On this page
Medicare in Australia
Medicare is Australia's universal health insurance scheme. It was introduced to ensure that residents have access to health care that is affordable, accessible and high quality.
Medicare is administered by the Department of Health and Ageing (DoHA) and is designed to support both the general public and medical professionals.
Medicare is funded by the Commonwealth Government to cover:
- Subsidies for medications and free or subsidised treatment by medical practitioners
- Access to public hospitals at no cost to the patient.
Medicare covers people residing in Australia who are Australian citizens, New Zealand citizens or holders of permanent visas.
Visit the Department of Health and Ageing Medicare information website for more details at the links below.
Medicare Provider Numbers
IMGs working in Australia may require a Medicare Provider Number. A Medicare Provider Number uniquely identifies the medical practitioner and the location from which a service is rendered.This number allows your patients to claim Medicare rebates for the services you provide.
A Medicare provider number identifies:
- you and your eligibility to have Medicare benefits paid for eligible services you provide
- the location from which you render services
- your eligibility to refer or request services for Medicare purposes.
A Medicare provider number may allow you to:
- raise referrals for specialist services; and
- make requests for pathology or diagnostic imaging services.
If you satisfy the legislative requirements, a Provider Number may also be used to attract Medicare rebates for professional services rendered (to treat private patients).
Applying for a Medicare Provider Number
A Medicare Provider Number must be organised through your employer. They will be able to tell you the level of Medicare access you need.
Applications for a Medicare Provider Number can only be made after you have:
- been offered a medical job in Australia
- been granted a visa
- successfully attended the registration interview
- been granted registration
- paid the registration fee
Application forms for an initial Medicare Provider Number can be found on the Medicare website at the link below.
Please note: you need a separate Medicare Provider Number for each location at which you practise. If you work at more than one location, or if you move to a new location, you need to apply for a separate provider number for each individual practice.
Medicare Benefits Schedule overview
The Medicare Benefits Schedule (MBS) is a listing of all the Medicare services subsidised by the Australian Government. Each service has its own unique item number that determines the fee for that service and the Medicare rebate a patient will receive.
The image outlines the item details, the scheduled fee and the reimbursed rebate or payment the patient receives.
A medical practitioner can choose to set a higher fee for their services than the fee listed in the MBS. However, the Medicare benefit for the service will be based on the MBS fee.
Medicare benefits are not payable for a service not listed in the MBS.
The Medicare Benefits Schedule allows health care practitioners to search for any procedure that is subsidised by Medicare and is updated as changes occur to the schedule. The website also provides access to statistics relating to the MBS items.
Medicare - billing and payment
There are a number of options for claiming Medicare benefits and payments, depending on the billing method used, the two main options for Medicare services are:
- Bulk Billing - accepting the Medicare benefit as full payment for the services provided. Human Services pays the benefit directly to you or your practice.

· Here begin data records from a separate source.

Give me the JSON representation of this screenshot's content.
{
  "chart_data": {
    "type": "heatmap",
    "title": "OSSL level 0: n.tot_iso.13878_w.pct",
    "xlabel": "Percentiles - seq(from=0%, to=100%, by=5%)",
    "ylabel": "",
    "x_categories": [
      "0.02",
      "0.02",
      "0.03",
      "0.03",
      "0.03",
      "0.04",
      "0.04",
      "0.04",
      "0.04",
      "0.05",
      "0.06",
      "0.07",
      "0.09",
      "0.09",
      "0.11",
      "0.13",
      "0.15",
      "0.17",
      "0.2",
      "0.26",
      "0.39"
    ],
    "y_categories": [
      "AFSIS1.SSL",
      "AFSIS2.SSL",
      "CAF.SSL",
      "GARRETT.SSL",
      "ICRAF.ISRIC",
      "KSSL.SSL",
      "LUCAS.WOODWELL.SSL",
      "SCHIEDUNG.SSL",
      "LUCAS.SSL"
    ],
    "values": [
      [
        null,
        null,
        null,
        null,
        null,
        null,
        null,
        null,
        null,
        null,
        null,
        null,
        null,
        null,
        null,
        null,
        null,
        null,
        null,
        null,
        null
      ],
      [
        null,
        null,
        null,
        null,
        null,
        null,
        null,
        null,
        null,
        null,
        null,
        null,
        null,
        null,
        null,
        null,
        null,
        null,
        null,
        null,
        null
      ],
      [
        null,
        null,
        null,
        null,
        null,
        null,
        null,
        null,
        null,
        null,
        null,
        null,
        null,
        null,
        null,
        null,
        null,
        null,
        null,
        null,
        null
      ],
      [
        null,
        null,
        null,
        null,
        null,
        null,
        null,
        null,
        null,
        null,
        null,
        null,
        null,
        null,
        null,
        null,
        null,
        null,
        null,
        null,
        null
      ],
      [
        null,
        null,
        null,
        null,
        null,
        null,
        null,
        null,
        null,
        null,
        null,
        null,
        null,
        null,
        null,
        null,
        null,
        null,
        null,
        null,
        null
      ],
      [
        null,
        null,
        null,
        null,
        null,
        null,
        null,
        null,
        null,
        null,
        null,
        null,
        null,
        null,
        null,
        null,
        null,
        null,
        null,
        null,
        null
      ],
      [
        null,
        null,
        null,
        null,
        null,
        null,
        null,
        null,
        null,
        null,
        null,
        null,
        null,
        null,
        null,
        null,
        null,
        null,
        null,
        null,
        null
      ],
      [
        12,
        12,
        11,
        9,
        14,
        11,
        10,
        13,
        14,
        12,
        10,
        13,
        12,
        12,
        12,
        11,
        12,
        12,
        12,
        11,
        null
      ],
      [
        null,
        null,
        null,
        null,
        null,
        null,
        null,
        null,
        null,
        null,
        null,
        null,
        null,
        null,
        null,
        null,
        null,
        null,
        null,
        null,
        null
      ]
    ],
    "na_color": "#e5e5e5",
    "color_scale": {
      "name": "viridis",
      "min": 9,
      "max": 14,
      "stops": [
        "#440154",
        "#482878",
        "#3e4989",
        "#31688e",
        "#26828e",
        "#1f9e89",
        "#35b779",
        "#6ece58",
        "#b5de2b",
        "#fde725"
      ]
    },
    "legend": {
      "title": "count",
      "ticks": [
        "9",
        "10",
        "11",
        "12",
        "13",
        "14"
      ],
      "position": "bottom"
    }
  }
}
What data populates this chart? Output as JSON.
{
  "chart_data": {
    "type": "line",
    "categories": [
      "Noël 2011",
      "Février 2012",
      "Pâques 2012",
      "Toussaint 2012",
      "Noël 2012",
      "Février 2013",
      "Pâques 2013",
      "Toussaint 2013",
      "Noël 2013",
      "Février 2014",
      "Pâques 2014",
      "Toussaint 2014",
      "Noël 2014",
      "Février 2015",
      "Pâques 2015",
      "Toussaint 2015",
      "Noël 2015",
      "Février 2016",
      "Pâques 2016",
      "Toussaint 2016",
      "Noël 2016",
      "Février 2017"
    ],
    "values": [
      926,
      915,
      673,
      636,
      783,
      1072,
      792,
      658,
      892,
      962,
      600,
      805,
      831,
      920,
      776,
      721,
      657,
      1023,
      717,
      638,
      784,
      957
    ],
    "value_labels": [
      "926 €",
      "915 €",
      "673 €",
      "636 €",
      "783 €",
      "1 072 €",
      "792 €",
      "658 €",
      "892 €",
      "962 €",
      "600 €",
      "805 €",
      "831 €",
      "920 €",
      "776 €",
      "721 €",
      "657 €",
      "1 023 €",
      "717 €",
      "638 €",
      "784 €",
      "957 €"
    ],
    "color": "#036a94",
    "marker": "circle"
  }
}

- Issuing a private account - you can choose to set your own level of fees for service. If you choose to charge above the Medicare benefit, your patient will incur out-of-pocket expenses.
You are required to keep adequate and up to date records for Medicare purposes. It is your responsibility to ensure that the information on bulk bill claims and private accounts is correct.
For information see the Australian government Medicare Benefits Schedule website at the link below.
Accident Compensation Corporation in Aotearoa New Zealand
All Aotearoa New Zealand residents and visitors to Aotearoa New Zealand are provided comprehensive, 24 hour, no fault personal injury cover by the Accident Compensation Corporation (ACC). Cover includes medical and surgical treatment, rehabilitaton and compensation. The ability to sue for personal injury covered by the ACC is waived in return.
ACC is governed by the Accident Compensation Act 2001.
Personal injury covered by the ACC scheme is funded through levies paid by businesses, motor vehicle owners and employees.
Private health insurance in Australia
Private health insurance provides insured individuals with added benefits on top of those they would obtain from Medicare alone, including choice of doctor, choice of hospital and choice of timing of procedure.
There are two main types of private health insurance:
- Hospital - Hospital policies help cover the cost of in-hospital treatment by your doctor and hospital costs such as accommodation and theatre fees. Generally, medical services listed under the Medicare Benefits Schedule (MBS) are covered by private hospital insurance.
- General treatment (also known as ancillary or extras cover) - provide benefits for non-medical health services such as dental, optical and psychological treatment.
Individuals with private health insurance can choose to be treated as a private patient in either a public OR a private hospital.
Private health insurance in Aotearoa New Zealand
Private health insurance gives the advantage of being able to choose a healthcare professional and allows insured individuals more control over when and where they are treated.
There are two main types of policy:
- 'Comprehensive Cover' which covers all medical costs including GP visits and prescriptions
- Policies that cover specific combinations of specialist care and elective surgery.